Technical Abstract: It is important to predict which invasive species will benefit from future changes in climate, and thereby identify those invaders that need particular attention and prioritization of management efforts. Because establishment, persistence, and spread determine invasion success, this prediction requires detailed demographic information. Explicit study of the impact of pattern on demographic response is particularly important for species that are naturally patchy, such as the invasive grass, Aegilops triuncialis. In the northern California Coast Range, where climate change may increase or decrease mean annual rainfall, we conducted a field experiment to understand the interaction of climate change and local-scale patterning on the demography of A. triuncialis.
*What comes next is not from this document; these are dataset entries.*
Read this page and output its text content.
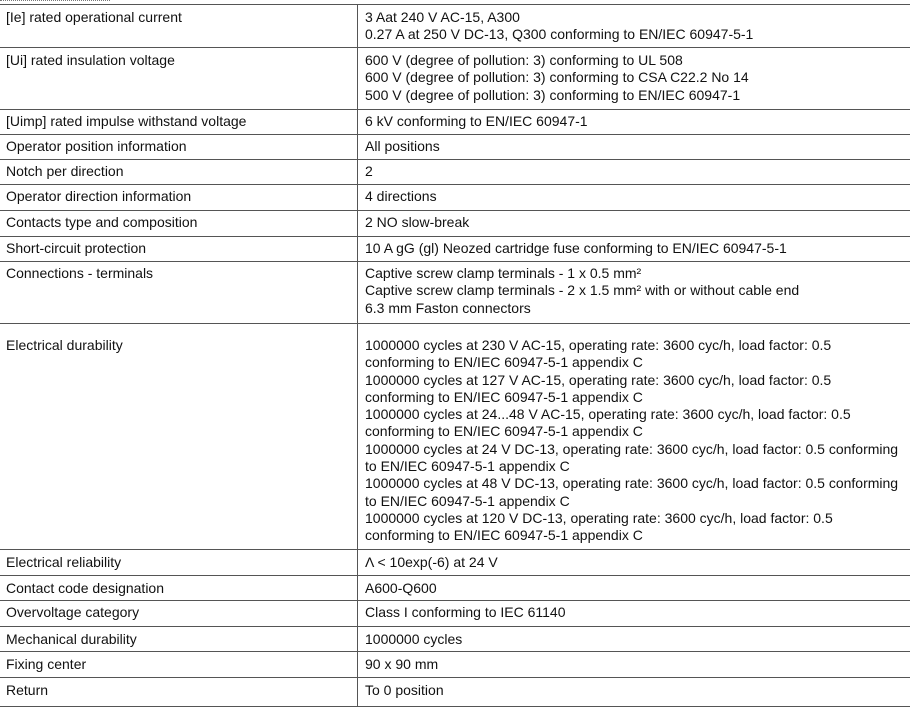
[Ie] rated operational current	3 Aat 240 V AC-15, A300
0.27 A at 250 V DC-13, Q300 conforming to EN/IEC 60947-5-1
[Ui] rated insulation voltage	600 V (degree of pollution: 3) conforming to UL 508
600 V (degree of pollution: 3) conforming to CSA C22.2 No 14
500 V (degree of pollution: 3) conforming to EN/IEC 60947-1
[Uimp] rated impulse withstand voltage	6 kV conforming to EN/IEC 60947-1
Operator position information	All positions
Notch per direction	2
Operator direction information	4 directions
Contacts type and composition	2 NO slow-break
Short-circuit protection	10 A gG (gl) Neozed cartridge fuse conforming to EN/IEC 60947-5-1
Connections - terminals	Captive screw clamp terminals - 1 x 0.5 mm²
Captive screw clamp terminals - 2 x 1.5 mm² with or without cable end
6.3 mm Faston connectors
Electrical durability	1000000 cycles at 230 V AC-15, operating rate: 3600 cyc/h, load factor: 0.5
conforming to EN/IEC 60947-5-1 appendix C
1000000 cycles at 127 V AC-15, operating rate: 3600 cyc/h, load factor: 0.5
conforming to EN/IEC 60947-5-1 appendix C
1000000 cycles at 24...48 V AC-15, operating rate: 3600 cyc/h, load factor: 0.5
conforming to EN/IEC 60947-5-1 appendix C
1000000 cycles at 24 V DC-13, operating rate: 3600 cyc/h, load factor: 0.5 conforming
to EN/IEC 60947-5-1 appendix C
1000000 cycles at 48 V DC-13, operating rate: 3600 cyc/h, load factor: 0.5 conforming
to EN/IEC 60947-5-1 appendix C
1000000 cycles at 120 V DC-13, operating rate: 3600 cyc/h, load factor: 0.5
conforming to EN/IEC 60947-5-1 appendix C
Electrical reliability	Λ < 10exp(-6) at 24 V
Contact code designation	A600-Q600
Overvoltage category	Class I conforming to IEC 61140
Mechanical durability	1000000 cycles
Fixing center	90 x 90 mm
Return	To 0 position
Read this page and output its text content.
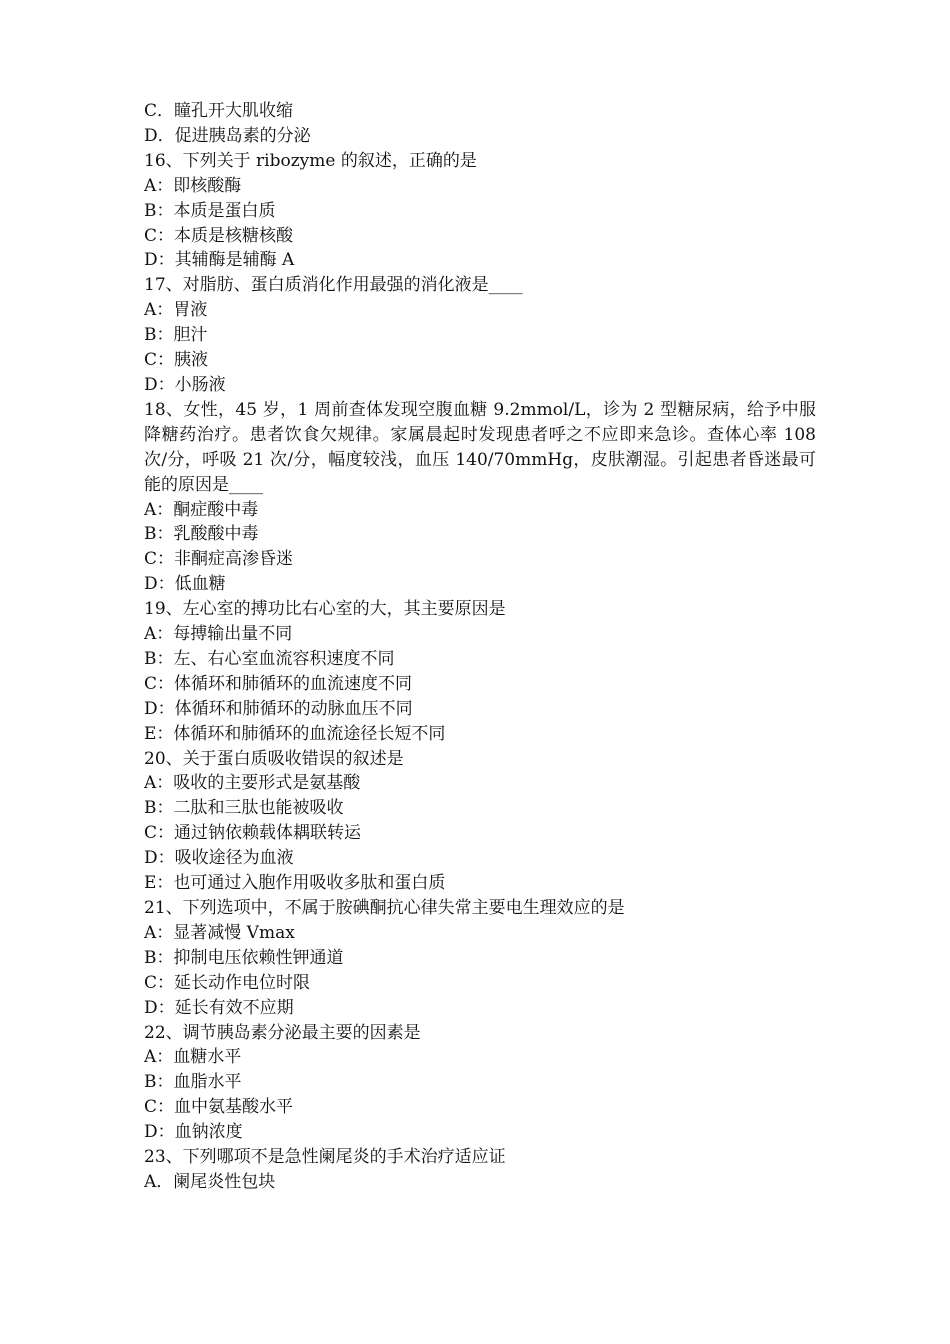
C．瞳孔开大肌收缩
D．促进胰岛素的分泌
16、下列关于 ribozyme 的叙述，正确的是
A：即核酸酶
B：本质是蛋白质
C：本质是核糖核酸
D：其辅酶是辅酶 A
17、对脂肪、蛋白质消化作用最强的消化液是____
A：胃液
B：胆汁
C：胰液
D：小肠液
18、女性，45 岁，1 周前查体发现空腹血糖 9.2mmol/L，诊为 2 型糖尿病，给予中服降糖药治疗。患者饮食欠规律。家属晨起时发现患者呼之不应即来急诊。查体心率 108 次/分，呼吸 21 次/分，幅度较浅，血压 140/70mmHg，皮肤潮湿。引起患者昏迷最可能的原因是____
A：酮症酸中毒
B：乳酸酸中毒
C：非酮症高渗昏迷
D：低血糖
19、左心室的搏功比右心室的大，其主要原因是
A：每搏输出量不同
B：左、右心室血流容积速度不同
C：体循环和肺循环的血流速度不同
D：体循环和肺循环的动脉血压不同
E：体循环和肺循环的血流途径长短不同
20、关于蛋白质吸收错误的叙述是
A：吸收的主要形式是氨基酸
B：二肽和三肽也能被吸收
C：通过钠依赖载体耦联转运
D：吸收途径为血液
E：也可通过入胞作用吸收多肽和蛋白质
21、下列选项中，不属于胺碘酮抗心律失常主要电生理效应的是
A：显著减慢 Vmax
B：抑制电压依赖性钾通道
C：延长动作电位时限
D：延长有效不应期
22、调节胰岛素分泌最主要的因素是
A：血糖水平
B：血脂水平
C：血中氨基酸水平
D：血钠浓度
23、下列哪项不是急性阑尾炎的手术治疗适应证
A．阑尾炎性包块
We manipulated rainfall (reduced, ambient, or augmented), seed density, and seeding pattern. Demographic and environmental data were collected for three years following initial seeding. Pattern and scale figure prominently in the demographic response of A. triuncialis to rainfall manipulation. Pattern interacts with rainfall and seeding density in its influence on per-plant seed output. Although per-plot seed production was highest when seeds were not aggregated, per-plant seed output was higher in aggregated patches. Results suggest aggregation of invasive A. triuncialis reduces the detrimental impact of interspecific competition in its invaded community, and that interspecific competition per se has a stronger impact than intraspecific competition.